The facts themselves are terrifying, or should be. As the oceans absorb more and more CO2 from the atmosphere, and their temperature keeps rising, the world seems headed straight for another Mass Extinction. The previous one occurred 65 million years ago. Because the facts and statistics themselves are so patently damning, perhaps the makers of this show thought it was not really necessary for Mitchell to deliver them dramatically. She is a good storyteller. She’s relaxed and articulate, and has been telling this story on stage since 2014.
But this is billed as a theatrical event. And she is not an actor.
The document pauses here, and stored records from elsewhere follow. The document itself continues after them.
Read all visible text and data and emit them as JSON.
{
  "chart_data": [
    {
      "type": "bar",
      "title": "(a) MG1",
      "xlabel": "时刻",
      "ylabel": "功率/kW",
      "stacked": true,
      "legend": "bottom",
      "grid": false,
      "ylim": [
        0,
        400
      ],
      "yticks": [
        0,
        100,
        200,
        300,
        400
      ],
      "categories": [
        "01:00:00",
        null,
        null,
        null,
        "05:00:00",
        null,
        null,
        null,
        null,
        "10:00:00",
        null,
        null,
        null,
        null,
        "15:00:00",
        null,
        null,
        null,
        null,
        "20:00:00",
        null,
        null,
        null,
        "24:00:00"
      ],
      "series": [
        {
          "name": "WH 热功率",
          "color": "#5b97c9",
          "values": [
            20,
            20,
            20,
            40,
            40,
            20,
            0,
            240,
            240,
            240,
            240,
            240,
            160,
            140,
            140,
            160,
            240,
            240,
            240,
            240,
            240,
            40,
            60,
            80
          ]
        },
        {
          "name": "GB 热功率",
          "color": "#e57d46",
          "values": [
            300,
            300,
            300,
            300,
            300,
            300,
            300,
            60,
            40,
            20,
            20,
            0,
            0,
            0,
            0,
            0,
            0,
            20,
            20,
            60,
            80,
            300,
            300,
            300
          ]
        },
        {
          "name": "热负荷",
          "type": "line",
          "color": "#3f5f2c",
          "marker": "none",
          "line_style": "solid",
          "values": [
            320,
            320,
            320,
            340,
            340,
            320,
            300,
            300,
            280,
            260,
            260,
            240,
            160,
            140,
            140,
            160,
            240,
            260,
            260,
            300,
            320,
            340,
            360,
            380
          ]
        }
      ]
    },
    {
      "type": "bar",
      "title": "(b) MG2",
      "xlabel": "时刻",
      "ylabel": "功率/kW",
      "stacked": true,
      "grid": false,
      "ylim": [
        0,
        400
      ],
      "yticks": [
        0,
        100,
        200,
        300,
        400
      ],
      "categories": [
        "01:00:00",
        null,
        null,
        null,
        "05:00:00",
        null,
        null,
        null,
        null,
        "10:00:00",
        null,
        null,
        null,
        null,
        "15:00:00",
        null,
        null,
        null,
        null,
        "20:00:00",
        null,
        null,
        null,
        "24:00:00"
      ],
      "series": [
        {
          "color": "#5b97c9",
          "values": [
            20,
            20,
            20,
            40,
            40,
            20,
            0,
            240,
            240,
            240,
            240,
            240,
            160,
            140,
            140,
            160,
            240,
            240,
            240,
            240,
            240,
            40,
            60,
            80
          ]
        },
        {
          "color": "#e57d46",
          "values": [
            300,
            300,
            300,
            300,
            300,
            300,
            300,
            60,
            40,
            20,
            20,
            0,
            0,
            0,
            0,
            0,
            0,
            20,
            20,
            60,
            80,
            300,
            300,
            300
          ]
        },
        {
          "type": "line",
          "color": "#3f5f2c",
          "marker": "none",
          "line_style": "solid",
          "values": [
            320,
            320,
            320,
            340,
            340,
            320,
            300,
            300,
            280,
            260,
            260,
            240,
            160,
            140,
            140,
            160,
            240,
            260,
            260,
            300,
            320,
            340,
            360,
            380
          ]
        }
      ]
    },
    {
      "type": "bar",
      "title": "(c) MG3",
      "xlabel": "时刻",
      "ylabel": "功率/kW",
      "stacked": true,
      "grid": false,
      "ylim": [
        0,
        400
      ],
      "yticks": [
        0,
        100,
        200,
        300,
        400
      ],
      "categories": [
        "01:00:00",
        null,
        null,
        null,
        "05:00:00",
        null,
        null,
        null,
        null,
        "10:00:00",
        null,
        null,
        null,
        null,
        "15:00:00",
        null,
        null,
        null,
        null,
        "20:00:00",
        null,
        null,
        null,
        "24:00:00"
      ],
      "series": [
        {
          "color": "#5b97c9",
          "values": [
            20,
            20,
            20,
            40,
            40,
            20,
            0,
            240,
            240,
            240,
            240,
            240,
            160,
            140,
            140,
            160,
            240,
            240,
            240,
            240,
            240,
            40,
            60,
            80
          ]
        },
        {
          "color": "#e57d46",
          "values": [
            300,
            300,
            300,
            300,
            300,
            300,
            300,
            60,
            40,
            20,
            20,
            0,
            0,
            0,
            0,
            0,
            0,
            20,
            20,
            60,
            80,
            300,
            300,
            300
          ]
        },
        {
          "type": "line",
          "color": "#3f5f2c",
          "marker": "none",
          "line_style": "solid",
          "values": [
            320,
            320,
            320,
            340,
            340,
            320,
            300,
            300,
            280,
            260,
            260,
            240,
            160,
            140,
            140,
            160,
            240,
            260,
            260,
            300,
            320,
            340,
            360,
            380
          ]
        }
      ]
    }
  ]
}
Nor have Toronto’s Theatre Centre directors Franco Boni and Ravi Jain given her much in the way of design elements to work with besides a blackboard, chalk, a pitcher of vinegar, and some snippets of a Bob Dylan soundtrack. The logic seems to be: Why sugarcoat the pill. Give it to them straight.
So Mitchell tells us about the scientists she has met and what they have told her.She recounts her first-hand experiences of dying coral reefs and oceanic dead zones. She puts diagrams and numbers on the blackboard and explains their significance in terms of the oceans’ changing chemistry. She drops a piece of chalk into the pitcher of vinegar, and we see what acidic ocean water does to shellfish.
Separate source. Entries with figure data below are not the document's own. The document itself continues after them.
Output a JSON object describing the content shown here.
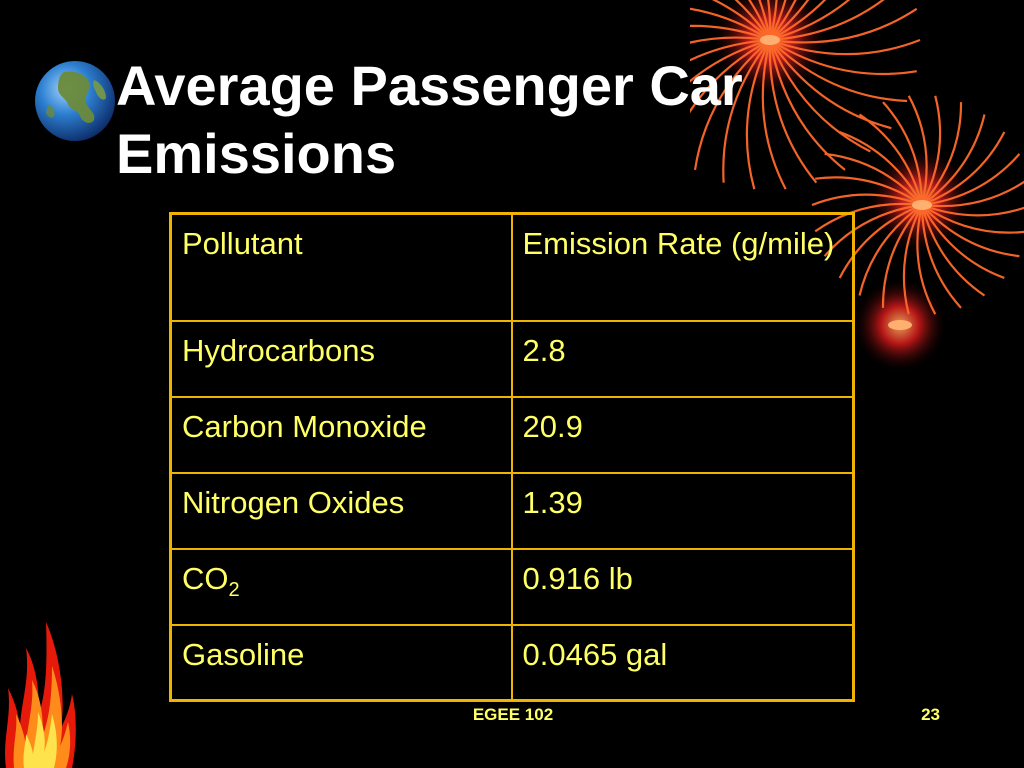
{
  "slide": {
    "title_line1": "Average Passenger Car",
    "title_line2": "Emissions",
    "colors": {
      "background": "#000000",
      "title": "#ffffff",
      "table_text": "#ffff66",
      "table_border": "#f0b400"
    }
  },
  "table": {
    "headers": [
      "Pollutant",
      "Emission Rate (g/mile)"
    ],
    "rows": [
      {
        "pollutant": "Hydrocarbons",
        "rate": "2.8"
      },
      {
        "pollutant": "Carbon Monoxide",
        "rate": "20.9"
      },
      {
        "pollutant": "Nitrogen Oxides",
        "rate": "1.39"
      },
      {
        "pollutant": "CO",
        "pollutant_subscript": "2",
        "rate": "0.916 lb"
      },
      {
        "pollutant": "Gasoline",
        "rate": "0.0465 gal"
      }
    ]
  },
  "footer": {
    "course": "EGEE 102",
    "page_number": "23"
  },
  "icons": {
    "globe": "globe-icon",
    "fireworks": "fireworks-decoration",
    "flames": "flames-decoration"
  }
}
Earlier, talking about the influence of her science professor father and artist mother on her, Mitchell asserts that science provides the facts but art is necessary to explain what they mean. I appreciated getting the horrifying facts from this cross between a Ted Talk and a Fringe show. But I missed the rich theatrical art that could make those facts so visceral and memorable that we might be moved to act on them.
Sea Sick is the first of six shows between now and the end of March that comprise The Cultch’s Femme Festival: “Highlighting the strength and power of female-identifying voices.”